2 login types for 2 different users

Hello, international community :-*

I develop a system like online shop, and separate customers and administrators with different tables (and corresponding models COSTUMER and USER). I considered an option to merge them in one table (e.g. USERS with field user_type), but this goes against logic ihmo, actually they seems to be different entities.

Now i need two types of login to the site, one for the front-end other for back-end.

So i think how to realize this ?

One option is to add an additional second ‘user’ component to application, and store there session and authorization info related to the adminstrators, in first ‘user’ we store costumers and unregistered user session info.

And i’ll have 2 subclasses of CUserIdentity one for Costumer, other for User.

Also i don’t know is it possible to add second ‘user’ component to application ?

Please give me some advices or examples.


Hi Karasko,

I’m not sure that using 2 users components is the solution. The ‘user_type’ solution seems ok for me (I don’t see why it goes agains logic). You could also use permissions to diferentiate any type of users…


There’s nothing a customer has and an admin doesn’t, or the other way round: userid, username, password, email.
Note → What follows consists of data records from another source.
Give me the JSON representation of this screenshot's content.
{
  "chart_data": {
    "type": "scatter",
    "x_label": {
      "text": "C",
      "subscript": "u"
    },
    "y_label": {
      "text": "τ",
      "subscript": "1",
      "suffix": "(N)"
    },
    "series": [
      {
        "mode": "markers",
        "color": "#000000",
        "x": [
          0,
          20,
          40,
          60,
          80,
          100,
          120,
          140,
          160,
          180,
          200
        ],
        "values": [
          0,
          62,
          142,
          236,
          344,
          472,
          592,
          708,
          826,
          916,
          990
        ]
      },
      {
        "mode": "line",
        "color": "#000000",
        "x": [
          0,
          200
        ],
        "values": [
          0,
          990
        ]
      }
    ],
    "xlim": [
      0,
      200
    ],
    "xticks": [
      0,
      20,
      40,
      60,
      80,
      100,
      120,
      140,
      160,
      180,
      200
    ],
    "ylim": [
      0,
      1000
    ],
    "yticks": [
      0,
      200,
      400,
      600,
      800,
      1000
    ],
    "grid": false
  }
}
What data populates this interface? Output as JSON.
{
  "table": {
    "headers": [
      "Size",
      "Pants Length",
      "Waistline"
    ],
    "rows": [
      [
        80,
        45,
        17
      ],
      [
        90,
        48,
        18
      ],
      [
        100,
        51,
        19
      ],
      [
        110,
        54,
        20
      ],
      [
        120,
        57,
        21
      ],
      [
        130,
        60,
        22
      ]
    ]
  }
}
Maybe a customer has a profile, but THAT is your “other” table. Simply don’t create rows for admins in profiles or similar tables.

I’ve seen this scheme (separation customers and employees in various tables ) in some shop cms, like prestashop.

But may be you are right guys :blink:

I read alot of posts about a front-end and a back-end.

Most people treat this as 2 separate things with lots of difficulties to develop.

If you build a set of actions and put it in an AdminController (which may or may not be part of a separate module) and then use the filterAccessControl of the controller to grant or deny access to its actions, there is no difference between an ordinary user and an admin user, other than that the admin user is allowed access and the ordinary is not.

I have a separate module for my admin section…it works as a charm. It is separate than the regular users and having it in a separate module is a comfort for me. I have two different tables one for regular users and one for admins…I also have user privileges for each admin so I can add as many admins as I would like and assign separate roles for each. Managing the admin section in a separate module is very easy…

Hope this helps.



Why something like this will not work for you.

So there will be one table and maybe with a table ‘profile’ (or 1 table with all fields).